Eleições nas cidades brasileiras…é muito difícil falar de política e ser imparcial, pois sempre haverá alguém para adorar o texto, e outro alguém para criticar. Eu não vou levantar a bandeira de nenhum político e nem tomar partido de ninguém, mesmo porque acho que a essa altura do campeonato todos já devem saber o suficiente sobre o candidato escolhido em cidades onde haverá segundo turno, sim ou não? Talvez?

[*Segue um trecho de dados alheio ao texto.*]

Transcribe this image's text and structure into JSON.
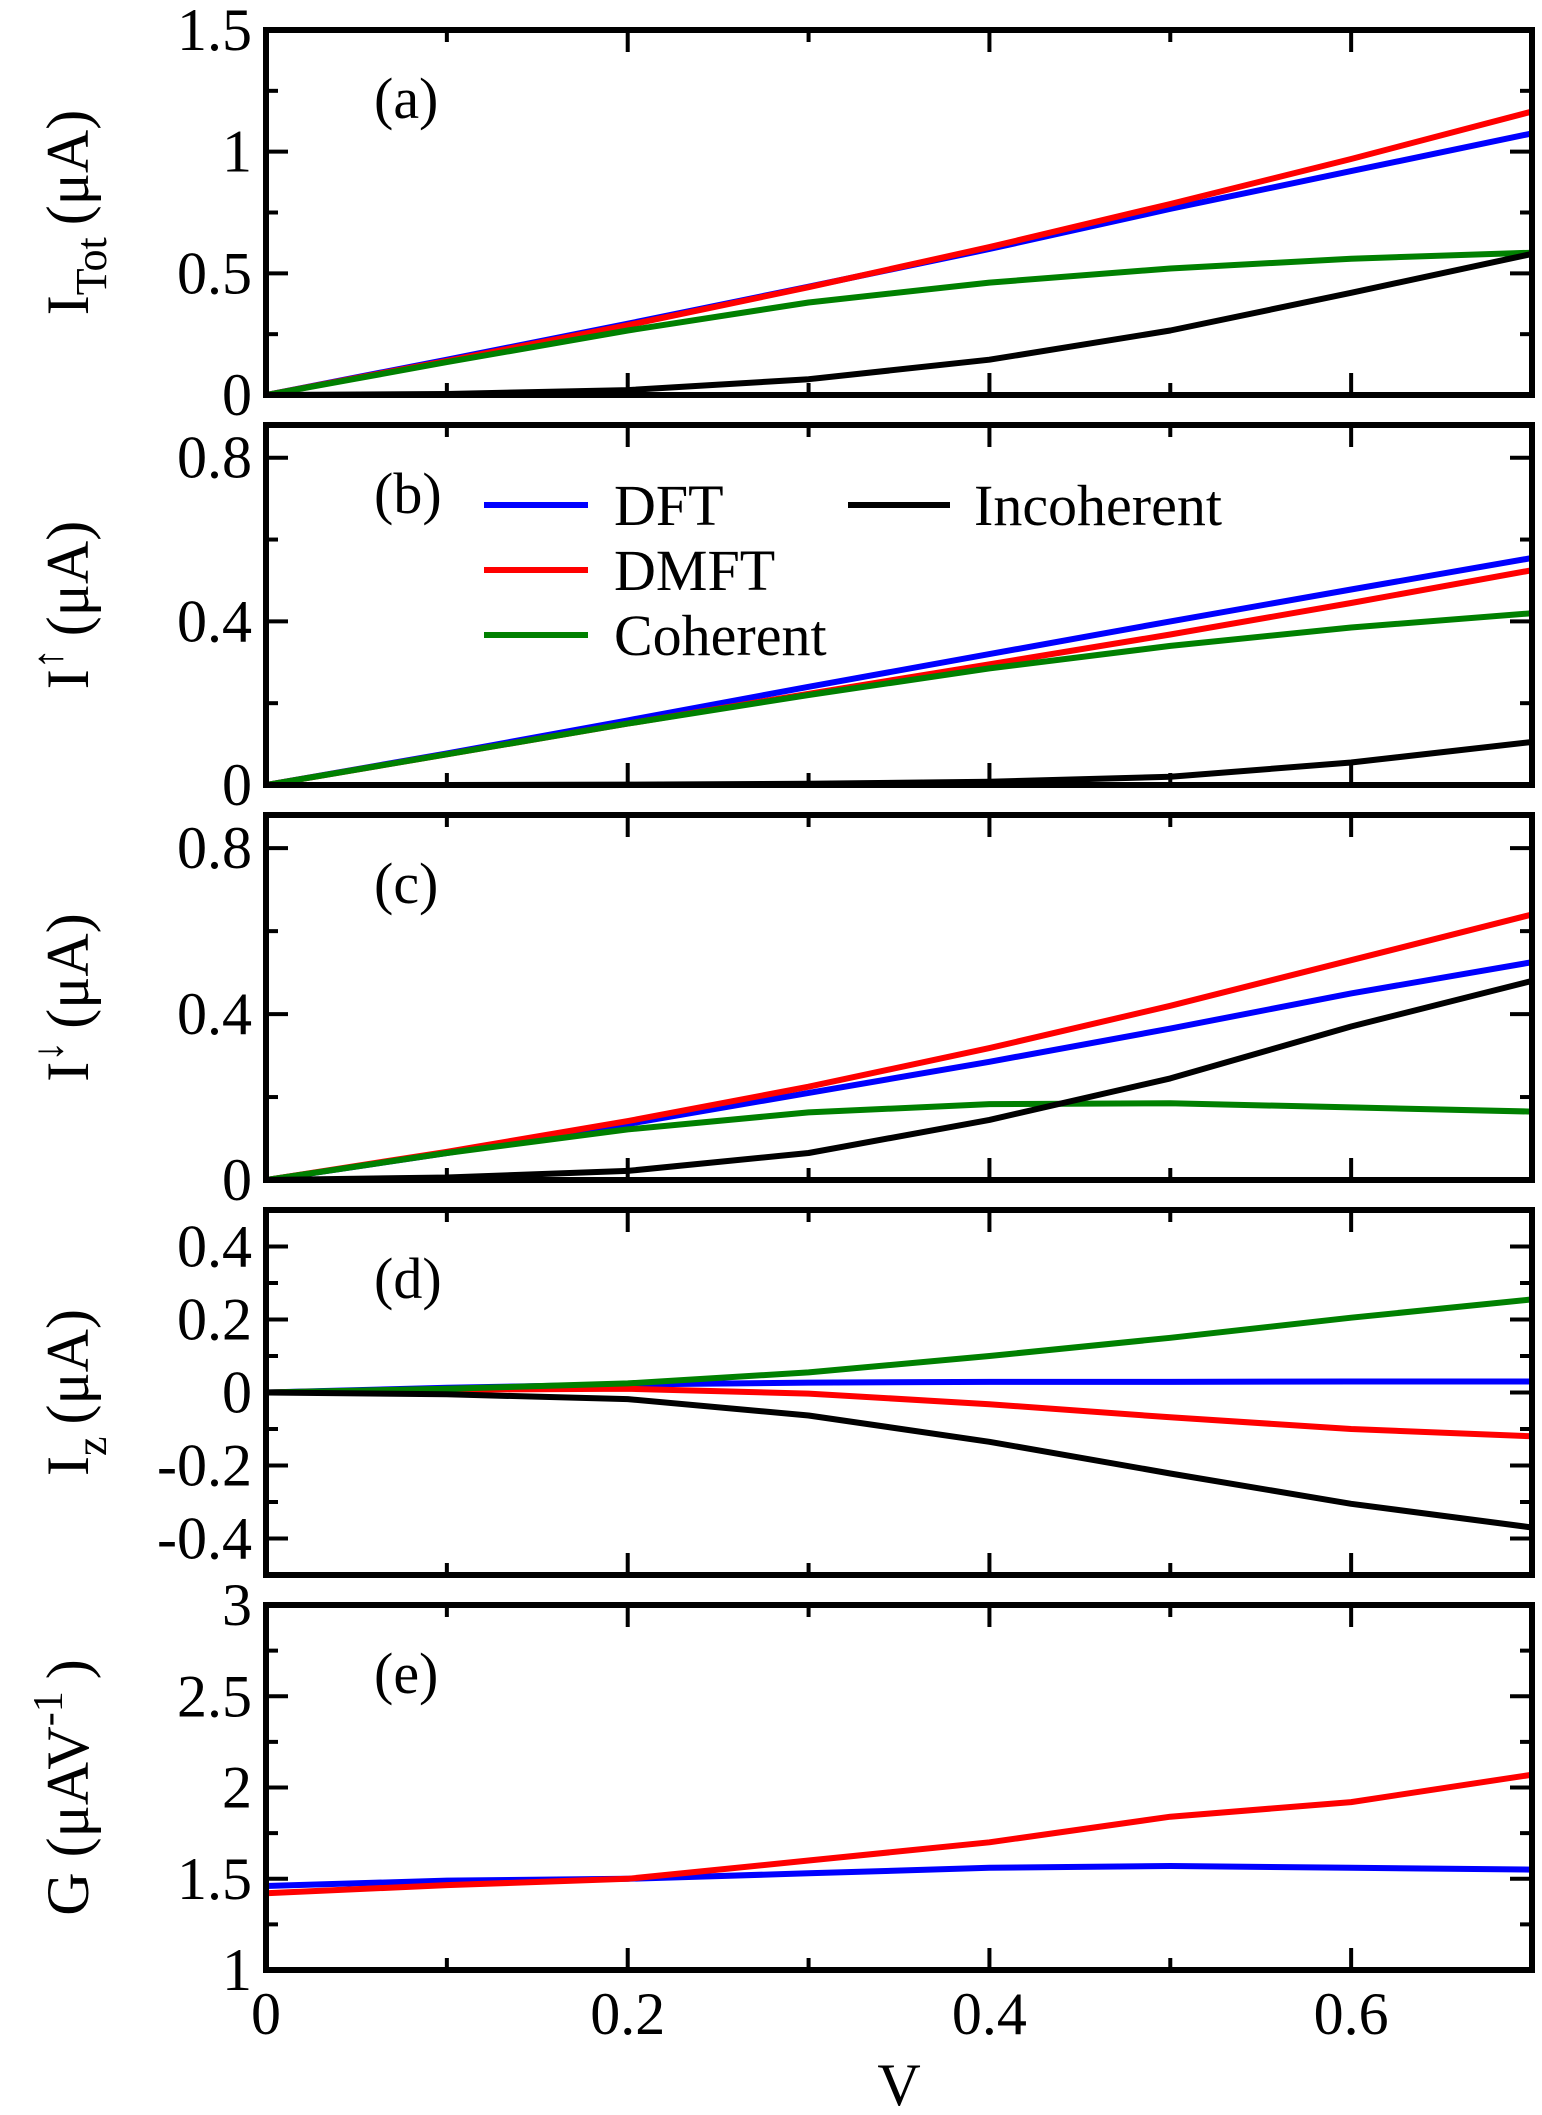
{
  "colors": {
    "DFT": "#0000ff",
    "DMFT": "#ff0000",
    "Coherent": "#008000",
    "Incoherent": "#000000"
  },
  "legend": {
    "panel_index": 1,
    "entries": [
      "DFT",
      "DMFT",
      "Coherent",
      "Incoherent"
    ]
  },
  "chart_data": [
    {
      "type": "line",
      "panel_label": "(a)",
      "ylabel": "I",
      "ylabel_sub": "Tot",
      "ylabel_sup": "",
      "ylabel_unit": "(μA)",
      "xlabel": "",
      "xlim": [
        0,
        0.7
      ],
      "ylim": [
        0,
        1.5
      ],
      "yticks": [
        0,
        0.5,
        1,
        1.5
      ],
      "ytick_labels": [
        "0",
        "0.5",
        "1",
        "1.5"
      ],
      "yminor": [
        0.25,
        0.75,
        1.25
      ],
      "xticks": [
        0,
        0.2,
        0.4,
        0.6
      ],
      "xtick_labels": [],
      "xminor": [
        0.1,
        0.3,
        0.5,
        0.7
      ],
      "x": [
        0,
        0.1,
        0.2,
        0.3,
        0.4,
        0.5,
        0.6,
        0.7
      ],
      "series": [
        {
          "name": "DFT",
          "values": [
            0,
            0.145,
            0.293,
            0.445,
            0.6,
            0.765,
            0.92,
            1.075
          ]
        },
        {
          "name": "DMFT",
          "values": [
            0,
            0.14,
            0.287,
            0.443,
            0.608,
            0.785,
            0.97,
            1.165
          ]
        },
        {
          "name": "Coherent",
          "values": [
            0,
            0.135,
            0.265,
            0.38,
            0.462,
            0.52,
            0.56,
            0.585
          ]
        },
        {
          "name": "Incoherent",
          "values": [
            0,
            0.004,
            0.02,
            0.065,
            0.145,
            0.265,
            0.42,
            0.58
          ]
        }
      ]
    },
    {
      "type": "line",
      "panel_label": "(b)",
      "ylabel": "I",
      "ylabel_sub": "",
      "ylabel_sup": "↑",
      "ylabel_unit": "(μA)",
      "xlabel": "",
      "xlim": [
        0,
        0.7
      ],
      "ylim": [
        0,
        0.88
      ],
      "yticks": [
        0,
        0.4,
        0.8
      ],
      "ytick_labels": [
        "0",
        "0.4",
        "0.8"
      ],
      "yminor": [
        0.2,
        0.6
      ],
      "xticks": [
        0,
        0.2,
        0.4,
        0.6
      ],
      "xtick_labels": [],
      "xminor": [
        0.1,
        0.3,
        0.5,
        0.7
      ],
      "x": [
        0,
        0.1,
        0.2,
        0.3,
        0.4,
        0.5,
        0.6,
        0.7
      ],
      "series": [
        {
          "name": "DFT",
          "values": [
            0,
            0.077,
            0.158,
            0.24,
            0.32,
            0.4,
            0.478,
            0.555
          ]
        },
        {
          "name": "DMFT",
          "values": [
            0,
            0.075,
            0.15,
            0.223,
            0.295,
            0.368,
            0.445,
            0.525
          ]
        },
        {
          "name": "Coherent",
          "values": [
            0,
            0.075,
            0.15,
            0.22,
            0.285,
            0.34,
            0.385,
            0.42
          ]
        },
        {
          "name": "Incoherent",
          "values": [
            0,
            0,
            0.001,
            0.003,
            0.008,
            0.02,
            0.055,
            0.105
          ]
        }
      ]
    },
    {
      "type": "line",
      "panel_label": "(c)",
      "ylabel": "I",
      "ylabel_sub": "",
      "ylabel_sup": "↓",
      "ylabel_unit": "(μA)",
      "xlabel": "",
      "xlim": [
        0,
        0.7
      ],
      "ylim": [
        0,
        0.88
      ],
      "yticks": [
        0,
        0.4,
        0.8
      ],
      "ytick_labels": [
        "0",
        "0.4",
        "0.8"
      ],
      "yminor": [
        0.2,
        0.6
      ],
      "xticks": [
        0,
        0.2,
        0.4,
        0.6
      ],
      "xtick_labels": [],
      "xminor": [
        0.1,
        0.3,
        0.5,
        0.7
      ],
      "x": [
        0,
        0.1,
        0.2,
        0.3,
        0.4,
        0.5,
        0.6,
        0.7
      ],
      "series": [
        {
          "name": "DFT",
          "values": [
            0,
            0.065,
            0.135,
            0.21,
            0.285,
            0.365,
            0.45,
            0.525
          ]
        },
        {
          "name": "DMFT",
          "values": [
            0,
            0.068,
            0.142,
            0.225,
            0.318,
            0.42,
            0.53,
            0.64
          ]
        },
        {
          "name": "Coherent",
          "values": [
            0,
            0.065,
            0.122,
            0.163,
            0.183,
            0.185,
            0.175,
            0.165
          ]
        },
        {
          "name": "Incoherent",
          "values": [
            0,
            0.006,
            0.022,
            0.065,
            0.145,
            0.245,
            0.37,
            0.48
          ]
        }
      ]
    },
    {
      "type": "line",
      "panel_label": "(d)",
      "ylabel": "I",
      "ylabel_sub": "z",
      "ylabel_sup": "",
      "ylabel_unit": "(μA)",
      "xlabel": "",
      "xlim": [
        0,
        0.7
      ],
      "ylim": [
        -0.5,
        0.5
      ],
      "yticks": [
        -0.4,
        -0.2,
        0,
        0.2,
        0.4
      ],
      "ytick_labels": [
        "-0.4",
        "-0.2",
        "0",
        "0.2",
        "0.4"
      ],
      "yminor": [
        -0.3,
        -0.1,
        0.1,
        0.3
      ],
      "xticks": [
        0,
        0.2,
        0.4,
        0.6
      ],
      "xtick_labels": [],
      "xminor": [
        0.1,
        0.3,
        0.5,
        0.7
      ],
      "x": [
        0,
        0.1,
        0.2,
        0.3,
        0.4,
        0.5,
        0.6,
        0.7
      ],
      "series": [
        {
          "name": "DFT",
          "values": [
            0,
            0.013,
            0.022,
            0.027,
            0.029,
            0.029,
            0.03,
            0.03
          ]
        },
        {
          "name": "DMFT",
          "values": [
            0,
            0.008,
            0.01,
            -0.003,
            -0.032,
            -0.068,
            -0.1,
            -0.12
          ]
        },
        {
          "name": "Coherent",
          "values": [
            0,
            0.01,
            0.025,
            0.055,
            0.1,
            0.15,
            0.205,
            0.255
          ]
        },
        {
          "name": "Incoherent",
          "values": [
            0,
            -0.005,
            -0.018,
            -0.063,
            -0.135,
            -0.222,
            -0.305,
            -0.37
          ]
        }
      ]
    },
    {
      "type": "line",
      "panel_label": "(e)",
      "ylabel": "G (μAV",
      "ylabel_sub": "",
      "ylabel_sup": "-1",
      "ylabel_unit": ")",
      "xlabel": "V",
      "xlim": [
        0,
        0.7
      ],
      "ylim": [
        1,
        3
      ],
      "yticks": [
        1,
        1.5,
        2,
        2.5,
        3
      ],
      "ytick_labels": [
        "1",
        "1.5",
        "2",
        "2.5",
        "3"
      ],
      "yminor": [
        1.25,
        1.75,
        2.25,
        2.75
      ],
      "xticks": [
        0,
        0.2,
        0.4,
        0.6
      ],
      "xtick_labels": [
        "0",
        "0.2",
        "0.4",
        "0.6"
      ],
      "xminor": [
        0.1,
        0.3,
        0.5,
        0.7
      ],
      "x": [
        0,
        0.1,
        0.2,
        0.3,
        0.4,
        0.5,
        0.6,
        0.7
      ],
      "series": [
        {
          "name": "DFT",
          "values": [
            1.46,
            1.49,
            1.5,
            1.53,
            1.56,
            1.57,
            1.56,
            1.55
          ]
        },
        {
          "name": "DMFT",
          "values": [
            1.42,
            1.465,
            1.5,
            1.6,
            1.7,
            1.84,
            1.92,
            2.07
          ]
        }
      ]
    }
  ]
}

É exatamente sobre isso que quero alertar a população brasileira, o exercício da cidadania só é completa com o voto consciente. O que às vezes me deixa receosa é que muitos preferem anular o voto como forma de protesto, isso eu acho um desperdício, pois o título de eleitor é a arma que todos têm para lutar por um mundo melhor, e o voto é um direito conquistado! Como tem gente que prefere abrir mão de um direito adquirido em forma de protesto? Sinceramente não consigo entender.

A geração que lutou tanto por um país democrático deve estar indignada com essa parcela de eleitores que anulam o voto, afinal batalharam tanto para conquistar esse direito. E a desculpa em falar que todos os candidatos não prestam, é somente a consequência do voto por obrigação e sem consciência nenhuma, pois lá atrás já se começa a campanha de um político, muitas vezes já se observa o espírito de liderança de algumas pessoas, aliado ao comprometimento social de uma comunidade ou nação, e somente depois dessa observação, é que se começa a moldar um perfil de um possível candidato. Política é assim, leva tempo, consome ideias, forma opiniões, pleita por direitos.

Mas se um cidadão que anula o próprio voto, ele tem o direito de reclamar depois? Ele pode dizer, eu não votei nesse prefeito então estou com a consciência tranquila se alguém reclamar de seu mandato, isso é justo?

Acho que já passou da hora do cidadão brasileiro ter voz, e começar a exigir qualidade política, ora se ser político hoje em dia virou profissão, o que eu acho muito errado, então deveria ser exigido qualificação da mão de obra. Se está preparado tudo, se não está, corram atrás dessa qualificação, onde os critérios são escritos pelo próprio povo brasileiro.

Eu vivo há 14 anos no Japão, e nesses 14 anos eu justifico meus votos, não porque eu quero e sim porque aqui no Japão só há a obrigatoriedade de se votar para as eleições presidenciais. O restante não há votação aqui, somente a justificativa.

E a lei está mais rigorosa no quesito título de eleitor, onde agora há a obrigação dos brasileiros em manter o título eleitoral em dia, ou seja, antes poderíamos acumular vários turnos eleitorais e justificarmos somente quando formos ao Brasil, atualmente, temos que justificar todas as eleições, e se acumularmos três turnos o título de eleitor estará suspenso, e com isso perdemos o direito de renovação do passaporte. Essa nova medida pegou todos de surpresa, fui aconselhada pela funcionário do Consulado Brasileiro a transferir o título para o Japão.

Nas eleições no Japão os eleitores não são obrigados a votar, o que se ganha em qualidade dos votos, perde-se em quantidade, mas a qualidade recompensa. Portanto, todo voto aqui no Japão é consciente.

Mas não dá para comparar política brasileira com política japonesa, há vários revezes e vários benefícios de ambos os lados, mas são bem antagônicos. Asim cada país, cada cidade, cada comunidade tem o governante que merece, cada povo escolhe aquele que melhor lhe convém para representá-lo legislativamente, para defender seu interesse e para satisfazer suas necessidades.